OK, I went at this the other direction - sniffing rather than disassembly. My Hunter Douglas remote must be different than yours.

My remote's frequency was 2.407 GHz (radio.setChannel(0x07)). It takes 160uS between chirps of which it sends several hundred per button press. Unlike yours, mine sends at 1 MBPS instead of 2 MBPS. My remote sends 1 byte timing, 3 byte address, and 25 byte payload. Like yours, only a few bytes change for all up, all down, all stop.

I did the sniffing at 10.0M with a HackRF I got yesterday using the Windows version of Universal Radio Hacker by Johannes Pohl (a great tool I just tried today). I found that when using the RF24 library, the address bytes need to be entered backward, byte address={0xc0, 0x11, 0x11}; radio.openWritingPipe(address) is transmitted as 1111c0. Similar to your experience, using the RF24 library, the fastest I can get the arduino to go between chirps is 280uS if I have to load the 25 byte payload every time.

Attached is what my decoding of the byte sequences looks like for "all down"-two examples, "all stop", and "all up". Very little changes.

Also, the RF24 library is fast enough when using radio.writeFast. It is not if the transmitter powers down or goes into receive mode looking for an ACK. The top line is sniffed from an Arduino running code I just wrote (62uS blue gap)and the lower line is from the original remote (147uS blue gap). The Arduino can go faster between packets. (Only problem is the RF24 library suggests resting the transmitter 4 ms between each packet.)
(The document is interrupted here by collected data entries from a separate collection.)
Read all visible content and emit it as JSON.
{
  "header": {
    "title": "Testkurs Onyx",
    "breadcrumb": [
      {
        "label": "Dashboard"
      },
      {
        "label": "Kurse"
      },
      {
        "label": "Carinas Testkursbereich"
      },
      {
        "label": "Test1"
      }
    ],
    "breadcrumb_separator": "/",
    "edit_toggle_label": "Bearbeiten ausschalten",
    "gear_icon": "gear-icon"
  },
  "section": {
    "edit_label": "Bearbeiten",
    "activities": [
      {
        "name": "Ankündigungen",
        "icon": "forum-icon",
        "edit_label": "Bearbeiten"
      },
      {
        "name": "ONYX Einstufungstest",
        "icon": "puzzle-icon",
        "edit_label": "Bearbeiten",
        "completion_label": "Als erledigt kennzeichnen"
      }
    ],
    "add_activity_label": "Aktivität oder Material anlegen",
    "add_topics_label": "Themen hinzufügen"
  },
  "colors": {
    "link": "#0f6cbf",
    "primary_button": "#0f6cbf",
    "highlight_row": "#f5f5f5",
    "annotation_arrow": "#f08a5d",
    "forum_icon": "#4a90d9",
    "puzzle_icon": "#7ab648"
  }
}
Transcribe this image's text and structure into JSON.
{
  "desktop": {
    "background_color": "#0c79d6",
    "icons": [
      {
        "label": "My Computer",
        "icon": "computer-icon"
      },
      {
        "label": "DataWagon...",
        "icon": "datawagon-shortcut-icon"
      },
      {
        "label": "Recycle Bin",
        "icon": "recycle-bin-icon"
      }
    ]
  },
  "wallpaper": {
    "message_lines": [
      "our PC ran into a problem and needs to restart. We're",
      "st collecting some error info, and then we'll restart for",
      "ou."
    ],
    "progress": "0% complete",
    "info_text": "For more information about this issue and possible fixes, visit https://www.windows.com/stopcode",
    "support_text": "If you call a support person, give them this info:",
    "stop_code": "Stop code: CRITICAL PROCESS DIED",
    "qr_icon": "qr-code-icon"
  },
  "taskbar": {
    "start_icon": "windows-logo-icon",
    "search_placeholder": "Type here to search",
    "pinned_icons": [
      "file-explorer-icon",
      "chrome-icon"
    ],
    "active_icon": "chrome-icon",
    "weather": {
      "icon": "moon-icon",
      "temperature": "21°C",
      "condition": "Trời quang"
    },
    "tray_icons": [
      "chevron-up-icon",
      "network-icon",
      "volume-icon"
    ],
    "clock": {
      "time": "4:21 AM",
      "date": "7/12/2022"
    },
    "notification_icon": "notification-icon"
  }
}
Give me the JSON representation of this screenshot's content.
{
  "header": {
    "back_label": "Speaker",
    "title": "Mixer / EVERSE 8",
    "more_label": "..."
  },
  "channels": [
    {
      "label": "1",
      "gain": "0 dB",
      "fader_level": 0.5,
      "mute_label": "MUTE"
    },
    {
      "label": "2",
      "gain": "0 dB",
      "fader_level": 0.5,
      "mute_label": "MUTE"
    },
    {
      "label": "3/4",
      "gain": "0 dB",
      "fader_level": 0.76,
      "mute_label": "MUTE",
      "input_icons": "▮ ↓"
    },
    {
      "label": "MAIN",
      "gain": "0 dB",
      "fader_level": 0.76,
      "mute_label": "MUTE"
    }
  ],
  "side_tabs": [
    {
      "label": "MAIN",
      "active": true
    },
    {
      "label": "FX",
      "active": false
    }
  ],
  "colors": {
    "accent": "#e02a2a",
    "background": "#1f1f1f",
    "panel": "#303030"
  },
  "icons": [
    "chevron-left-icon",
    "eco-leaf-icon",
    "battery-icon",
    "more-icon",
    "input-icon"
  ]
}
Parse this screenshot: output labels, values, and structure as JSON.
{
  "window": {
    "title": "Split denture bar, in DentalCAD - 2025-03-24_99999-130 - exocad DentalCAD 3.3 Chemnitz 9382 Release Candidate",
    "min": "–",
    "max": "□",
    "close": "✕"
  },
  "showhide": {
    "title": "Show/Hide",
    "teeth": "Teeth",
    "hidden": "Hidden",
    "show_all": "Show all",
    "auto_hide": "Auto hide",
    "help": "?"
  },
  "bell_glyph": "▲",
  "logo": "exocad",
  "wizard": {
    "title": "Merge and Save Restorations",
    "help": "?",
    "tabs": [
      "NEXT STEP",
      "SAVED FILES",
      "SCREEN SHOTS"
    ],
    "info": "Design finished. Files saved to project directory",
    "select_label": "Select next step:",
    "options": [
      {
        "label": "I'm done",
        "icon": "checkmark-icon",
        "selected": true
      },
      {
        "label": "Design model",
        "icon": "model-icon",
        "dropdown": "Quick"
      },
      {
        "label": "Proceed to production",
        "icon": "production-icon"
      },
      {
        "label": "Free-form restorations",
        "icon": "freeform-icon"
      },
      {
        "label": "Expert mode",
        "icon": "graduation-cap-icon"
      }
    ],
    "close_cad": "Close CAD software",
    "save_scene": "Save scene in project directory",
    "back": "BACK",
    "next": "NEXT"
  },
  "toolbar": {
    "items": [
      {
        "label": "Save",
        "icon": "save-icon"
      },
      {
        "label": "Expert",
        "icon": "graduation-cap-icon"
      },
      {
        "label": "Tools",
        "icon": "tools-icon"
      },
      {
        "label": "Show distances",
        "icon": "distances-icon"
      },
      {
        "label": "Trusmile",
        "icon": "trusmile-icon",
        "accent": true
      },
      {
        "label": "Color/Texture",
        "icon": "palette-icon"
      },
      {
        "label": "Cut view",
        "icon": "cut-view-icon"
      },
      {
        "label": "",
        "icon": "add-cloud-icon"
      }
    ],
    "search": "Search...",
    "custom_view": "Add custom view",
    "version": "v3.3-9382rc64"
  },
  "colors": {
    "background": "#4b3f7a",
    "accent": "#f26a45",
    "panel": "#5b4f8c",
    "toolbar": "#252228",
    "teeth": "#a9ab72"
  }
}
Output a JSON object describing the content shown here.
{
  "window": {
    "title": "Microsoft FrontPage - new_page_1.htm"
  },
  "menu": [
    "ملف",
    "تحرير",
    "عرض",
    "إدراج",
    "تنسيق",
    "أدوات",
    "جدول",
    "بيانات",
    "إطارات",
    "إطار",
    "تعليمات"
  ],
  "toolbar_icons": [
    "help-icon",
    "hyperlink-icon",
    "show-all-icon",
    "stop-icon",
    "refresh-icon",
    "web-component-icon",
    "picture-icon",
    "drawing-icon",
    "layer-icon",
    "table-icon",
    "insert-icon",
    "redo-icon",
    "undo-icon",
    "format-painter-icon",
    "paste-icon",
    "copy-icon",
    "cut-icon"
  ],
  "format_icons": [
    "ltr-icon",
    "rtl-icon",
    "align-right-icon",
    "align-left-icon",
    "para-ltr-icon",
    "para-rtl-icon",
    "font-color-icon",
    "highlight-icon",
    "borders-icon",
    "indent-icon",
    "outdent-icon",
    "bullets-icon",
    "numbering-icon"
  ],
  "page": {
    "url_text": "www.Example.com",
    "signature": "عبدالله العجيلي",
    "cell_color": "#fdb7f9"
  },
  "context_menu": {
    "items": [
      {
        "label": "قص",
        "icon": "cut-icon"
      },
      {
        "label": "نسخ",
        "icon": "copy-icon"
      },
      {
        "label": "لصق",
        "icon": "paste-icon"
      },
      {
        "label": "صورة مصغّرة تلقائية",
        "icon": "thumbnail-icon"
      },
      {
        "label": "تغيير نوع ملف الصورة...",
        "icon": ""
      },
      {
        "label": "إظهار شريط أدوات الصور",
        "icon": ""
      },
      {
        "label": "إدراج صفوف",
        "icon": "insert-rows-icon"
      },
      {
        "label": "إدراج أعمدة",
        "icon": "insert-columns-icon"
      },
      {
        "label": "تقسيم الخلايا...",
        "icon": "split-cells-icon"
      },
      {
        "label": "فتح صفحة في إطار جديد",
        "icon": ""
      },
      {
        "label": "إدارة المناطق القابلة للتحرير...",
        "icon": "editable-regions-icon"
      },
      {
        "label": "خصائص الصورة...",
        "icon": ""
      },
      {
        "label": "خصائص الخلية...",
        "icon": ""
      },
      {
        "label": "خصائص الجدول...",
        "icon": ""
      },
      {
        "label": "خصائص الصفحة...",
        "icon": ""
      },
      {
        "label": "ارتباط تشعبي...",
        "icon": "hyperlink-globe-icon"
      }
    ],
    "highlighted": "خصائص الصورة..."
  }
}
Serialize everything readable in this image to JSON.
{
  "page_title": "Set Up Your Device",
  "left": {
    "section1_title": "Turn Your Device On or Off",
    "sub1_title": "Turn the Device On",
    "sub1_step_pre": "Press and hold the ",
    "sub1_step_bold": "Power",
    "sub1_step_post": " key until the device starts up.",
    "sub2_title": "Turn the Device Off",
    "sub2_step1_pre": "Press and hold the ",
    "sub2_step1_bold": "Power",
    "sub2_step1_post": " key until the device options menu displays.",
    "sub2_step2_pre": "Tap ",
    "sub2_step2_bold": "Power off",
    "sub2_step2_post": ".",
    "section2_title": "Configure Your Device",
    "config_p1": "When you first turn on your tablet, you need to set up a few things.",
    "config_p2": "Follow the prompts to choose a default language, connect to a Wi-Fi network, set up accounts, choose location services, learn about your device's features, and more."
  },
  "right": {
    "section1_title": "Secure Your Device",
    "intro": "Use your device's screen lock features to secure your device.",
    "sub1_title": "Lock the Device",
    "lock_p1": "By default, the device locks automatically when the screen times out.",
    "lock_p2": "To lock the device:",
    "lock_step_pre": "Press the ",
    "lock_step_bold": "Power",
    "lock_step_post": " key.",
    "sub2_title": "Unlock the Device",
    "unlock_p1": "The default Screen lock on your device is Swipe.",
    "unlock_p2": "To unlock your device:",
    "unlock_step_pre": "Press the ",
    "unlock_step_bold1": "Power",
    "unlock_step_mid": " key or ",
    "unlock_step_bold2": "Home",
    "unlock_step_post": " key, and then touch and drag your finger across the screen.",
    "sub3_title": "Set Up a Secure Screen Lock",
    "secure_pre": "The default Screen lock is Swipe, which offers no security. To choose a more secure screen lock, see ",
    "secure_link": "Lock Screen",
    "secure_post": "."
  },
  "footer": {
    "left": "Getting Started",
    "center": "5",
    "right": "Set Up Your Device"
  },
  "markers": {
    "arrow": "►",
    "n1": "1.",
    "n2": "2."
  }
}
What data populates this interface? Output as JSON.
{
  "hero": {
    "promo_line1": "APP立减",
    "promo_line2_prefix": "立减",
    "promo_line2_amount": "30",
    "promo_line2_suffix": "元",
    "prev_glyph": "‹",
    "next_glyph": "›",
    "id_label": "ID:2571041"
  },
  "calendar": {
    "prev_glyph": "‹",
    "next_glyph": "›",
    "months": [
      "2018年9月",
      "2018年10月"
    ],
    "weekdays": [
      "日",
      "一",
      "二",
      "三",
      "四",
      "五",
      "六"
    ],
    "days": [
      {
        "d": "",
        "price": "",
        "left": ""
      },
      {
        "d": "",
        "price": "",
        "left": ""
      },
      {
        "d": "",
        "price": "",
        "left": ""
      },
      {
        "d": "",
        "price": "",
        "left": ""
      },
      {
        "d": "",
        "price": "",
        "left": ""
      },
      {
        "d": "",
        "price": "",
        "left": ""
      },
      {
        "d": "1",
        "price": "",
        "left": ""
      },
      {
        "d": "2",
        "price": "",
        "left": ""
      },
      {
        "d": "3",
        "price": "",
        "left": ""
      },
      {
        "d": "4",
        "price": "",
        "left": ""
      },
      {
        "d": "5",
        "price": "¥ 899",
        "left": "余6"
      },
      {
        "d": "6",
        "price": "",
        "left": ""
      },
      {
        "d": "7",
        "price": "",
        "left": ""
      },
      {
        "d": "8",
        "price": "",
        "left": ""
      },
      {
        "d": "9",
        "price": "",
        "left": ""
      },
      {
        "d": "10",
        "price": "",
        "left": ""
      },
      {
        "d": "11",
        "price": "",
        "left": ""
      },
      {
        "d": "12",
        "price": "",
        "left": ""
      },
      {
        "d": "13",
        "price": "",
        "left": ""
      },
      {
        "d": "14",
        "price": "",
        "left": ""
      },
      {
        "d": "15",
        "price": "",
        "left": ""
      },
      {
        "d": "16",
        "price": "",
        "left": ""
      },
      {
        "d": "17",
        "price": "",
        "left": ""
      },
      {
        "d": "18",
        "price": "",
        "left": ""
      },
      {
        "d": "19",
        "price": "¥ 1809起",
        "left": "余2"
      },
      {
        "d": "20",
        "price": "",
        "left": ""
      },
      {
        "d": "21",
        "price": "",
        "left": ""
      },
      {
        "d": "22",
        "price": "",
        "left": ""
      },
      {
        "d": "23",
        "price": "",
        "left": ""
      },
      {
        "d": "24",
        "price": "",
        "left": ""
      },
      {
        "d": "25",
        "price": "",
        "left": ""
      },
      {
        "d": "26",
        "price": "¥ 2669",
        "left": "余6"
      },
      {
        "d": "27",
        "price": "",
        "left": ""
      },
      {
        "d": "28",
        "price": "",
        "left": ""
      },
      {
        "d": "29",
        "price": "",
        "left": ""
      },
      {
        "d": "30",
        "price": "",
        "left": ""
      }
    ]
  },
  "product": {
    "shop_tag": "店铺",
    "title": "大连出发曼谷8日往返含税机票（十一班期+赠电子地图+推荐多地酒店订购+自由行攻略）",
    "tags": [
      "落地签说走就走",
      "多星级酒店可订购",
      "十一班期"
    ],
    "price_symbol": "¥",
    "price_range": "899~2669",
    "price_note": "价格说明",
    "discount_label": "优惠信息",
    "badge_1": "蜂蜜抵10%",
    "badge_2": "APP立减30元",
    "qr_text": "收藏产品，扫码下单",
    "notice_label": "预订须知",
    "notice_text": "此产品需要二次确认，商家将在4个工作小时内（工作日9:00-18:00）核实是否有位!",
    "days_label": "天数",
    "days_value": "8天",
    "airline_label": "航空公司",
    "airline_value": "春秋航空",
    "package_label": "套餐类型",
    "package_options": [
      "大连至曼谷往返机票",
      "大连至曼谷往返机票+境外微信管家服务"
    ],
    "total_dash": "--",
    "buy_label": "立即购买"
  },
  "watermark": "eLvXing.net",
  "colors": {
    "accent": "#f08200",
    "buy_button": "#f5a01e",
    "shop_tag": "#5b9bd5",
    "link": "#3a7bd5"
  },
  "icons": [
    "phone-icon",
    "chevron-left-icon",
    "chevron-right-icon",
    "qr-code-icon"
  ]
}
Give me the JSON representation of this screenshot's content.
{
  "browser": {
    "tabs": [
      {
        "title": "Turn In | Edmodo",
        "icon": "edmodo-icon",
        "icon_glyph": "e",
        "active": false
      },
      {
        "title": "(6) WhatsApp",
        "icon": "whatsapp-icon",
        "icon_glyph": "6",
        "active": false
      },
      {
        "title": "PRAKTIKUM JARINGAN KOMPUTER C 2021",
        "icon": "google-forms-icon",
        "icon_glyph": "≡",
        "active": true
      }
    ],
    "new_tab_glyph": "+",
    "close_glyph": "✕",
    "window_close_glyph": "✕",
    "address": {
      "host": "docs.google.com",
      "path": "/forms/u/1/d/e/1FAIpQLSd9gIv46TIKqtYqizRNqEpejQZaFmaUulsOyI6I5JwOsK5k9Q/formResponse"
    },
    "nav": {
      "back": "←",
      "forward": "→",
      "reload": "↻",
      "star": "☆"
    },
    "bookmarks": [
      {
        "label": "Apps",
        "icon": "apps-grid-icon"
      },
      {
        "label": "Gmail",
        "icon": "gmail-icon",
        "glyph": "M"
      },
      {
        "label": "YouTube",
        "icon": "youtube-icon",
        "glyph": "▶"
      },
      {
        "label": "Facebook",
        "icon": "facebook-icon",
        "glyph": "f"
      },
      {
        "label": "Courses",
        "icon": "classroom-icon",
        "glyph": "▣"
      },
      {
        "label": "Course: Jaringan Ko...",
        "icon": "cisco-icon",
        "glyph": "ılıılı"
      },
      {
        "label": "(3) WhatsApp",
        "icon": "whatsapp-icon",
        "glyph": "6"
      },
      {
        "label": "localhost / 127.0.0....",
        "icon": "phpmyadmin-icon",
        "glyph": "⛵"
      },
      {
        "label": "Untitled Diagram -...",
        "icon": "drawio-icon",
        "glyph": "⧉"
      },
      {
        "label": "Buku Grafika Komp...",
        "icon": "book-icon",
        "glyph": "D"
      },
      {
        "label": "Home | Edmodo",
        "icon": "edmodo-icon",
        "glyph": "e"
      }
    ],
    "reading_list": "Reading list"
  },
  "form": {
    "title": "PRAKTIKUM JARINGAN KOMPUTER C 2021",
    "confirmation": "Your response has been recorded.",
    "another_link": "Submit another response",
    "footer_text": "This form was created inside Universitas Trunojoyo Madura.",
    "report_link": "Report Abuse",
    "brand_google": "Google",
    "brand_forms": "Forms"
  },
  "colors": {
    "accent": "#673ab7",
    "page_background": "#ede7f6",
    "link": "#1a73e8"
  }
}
Here's my final bit about these Hunter Douglas things. It appears various hardware is used on them. My pebble remote controller did not have a nrf24L01+ inside --which is why I've been beating my head against the wall this afternoon trying to get the timing just right with only a 32 byte register and a tracing that starts high with carrier on.

It appears my pebble remote has a nRF51422 chip instead - when I took it apart. To do this right with the arduino you would need a N51 development board from Nordic - which is about the same price as the pebble controller. It's probably faster just to solder some wires to a used controller.